In the play, there is a curious lack of tension. What if one of the characters was revealed to be something else apart from being “performatively woke”—either genuinely bigoted, or if other fundamental or revealing or surprising parts of their characters were revealed in the scheme of the satire? There is no dissent in the play, no room for surprise. The main characters seem deluded at the beginning, and continue as such for the duration. It feels like one, very long, same joke—and a very familiar one.
A play which might have seemed fresh in the cultural arena of 2015 now feels thematically stale and clueless. It has necessarily no grasp of the controversial events unfolding in schools right now. Here is a play about how marginalized communities are ignored in school environments, and which scratches its chin over how and what children are taught about the history of Thanksgiving, yet does not nod to the Republican-run legislatures actually banning books in schools, and ensuring that trans, LGBTQ and race-related issues go untaught.
It invites us to laugh at people stating their pronouns, yet because of its time of writing, it has nothing to say about trans kids being forbidden from playing sports or banned from using school restrooms—or having their identities forcibly revealed to their parents, teachers and other staff threatened with prosecution if they don’t break their students’ confidence. There is nothing on the host of “Don’t Say Gay” laws, affecting what is and isn’t taught in classrooms, spearheaded by Florida.
Those on the left and right are united in their derision for “performative wokeness”; it seems to be easier to make fun as a phenomenon than taking on the far more vicious attacks currently being experienced by the marginalized at the hands of Ron DeSantis, and his fellow legislators and governors in Texas, Missouri, and Montana. While it may never pass the Senate, it is still significant that a Republican-led Congress today passed a bill banning trans kids from playing sports at school.
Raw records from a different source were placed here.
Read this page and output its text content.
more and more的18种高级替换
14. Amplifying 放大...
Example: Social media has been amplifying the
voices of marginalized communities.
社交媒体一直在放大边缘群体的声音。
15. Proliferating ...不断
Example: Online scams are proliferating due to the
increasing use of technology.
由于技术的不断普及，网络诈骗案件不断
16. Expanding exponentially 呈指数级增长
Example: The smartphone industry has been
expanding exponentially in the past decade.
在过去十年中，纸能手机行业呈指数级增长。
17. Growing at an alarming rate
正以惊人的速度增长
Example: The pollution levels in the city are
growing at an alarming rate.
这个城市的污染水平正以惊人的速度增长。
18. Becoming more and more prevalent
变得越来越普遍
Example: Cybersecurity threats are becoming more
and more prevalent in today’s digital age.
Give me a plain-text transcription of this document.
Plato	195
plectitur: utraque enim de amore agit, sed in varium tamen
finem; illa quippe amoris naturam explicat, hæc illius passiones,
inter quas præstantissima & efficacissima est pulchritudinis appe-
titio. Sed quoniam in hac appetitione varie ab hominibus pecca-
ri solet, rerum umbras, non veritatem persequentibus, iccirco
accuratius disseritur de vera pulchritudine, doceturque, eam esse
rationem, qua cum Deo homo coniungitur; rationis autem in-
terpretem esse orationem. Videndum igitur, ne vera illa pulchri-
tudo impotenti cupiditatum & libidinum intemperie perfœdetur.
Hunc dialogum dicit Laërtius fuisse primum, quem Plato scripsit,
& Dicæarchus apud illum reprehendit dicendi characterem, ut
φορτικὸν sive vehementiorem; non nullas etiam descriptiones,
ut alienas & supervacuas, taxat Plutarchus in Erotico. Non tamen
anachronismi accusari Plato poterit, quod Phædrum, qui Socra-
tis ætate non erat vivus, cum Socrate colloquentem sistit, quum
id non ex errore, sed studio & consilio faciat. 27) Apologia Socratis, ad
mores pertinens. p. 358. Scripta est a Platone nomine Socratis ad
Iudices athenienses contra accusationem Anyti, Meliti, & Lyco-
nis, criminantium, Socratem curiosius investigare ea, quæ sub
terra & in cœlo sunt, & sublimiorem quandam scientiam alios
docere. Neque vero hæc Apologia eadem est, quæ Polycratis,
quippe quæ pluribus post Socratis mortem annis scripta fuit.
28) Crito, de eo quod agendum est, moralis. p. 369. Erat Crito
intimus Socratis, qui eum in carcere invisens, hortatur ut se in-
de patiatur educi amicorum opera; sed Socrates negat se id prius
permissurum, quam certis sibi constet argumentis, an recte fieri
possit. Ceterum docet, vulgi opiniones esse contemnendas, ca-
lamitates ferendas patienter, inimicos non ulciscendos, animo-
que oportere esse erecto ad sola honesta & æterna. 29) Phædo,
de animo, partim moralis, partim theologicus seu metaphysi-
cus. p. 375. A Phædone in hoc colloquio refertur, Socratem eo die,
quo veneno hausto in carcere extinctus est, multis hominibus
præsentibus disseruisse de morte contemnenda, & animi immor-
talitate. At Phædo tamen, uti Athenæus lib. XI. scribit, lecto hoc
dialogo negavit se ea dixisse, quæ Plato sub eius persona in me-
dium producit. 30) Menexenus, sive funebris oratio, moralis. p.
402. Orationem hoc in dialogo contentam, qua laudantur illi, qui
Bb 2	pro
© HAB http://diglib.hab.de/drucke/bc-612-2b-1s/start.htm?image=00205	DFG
The Thanksgiving Play makes fun of earnest white liberals acting in overly socially conscious ways, in much the same way as Bill Maher does every Friday night. Sure, have at it. But the shared derision is, in essence, no different to the fulminations against “woke” and “political correctness” of the right wing. The end result is the same: the “woke” and “politically correct” end up as being cast as the villains, rather than those brazenly and unapologetically attacking and destroying the rights of minorities.
Are the white liberal “woke” the enemy of progress at this cultural moment, or do they just make for an easier comedy target than those succeeding in their efforts to attack the most marginalized groups in society? Perhaps playwrights will focus their imaginations on bigger, clear and present monsters—and quit the lazy shooting of fish in the barrel. In the climate of now, these jokes are just adding to a depressingly destructive chorus.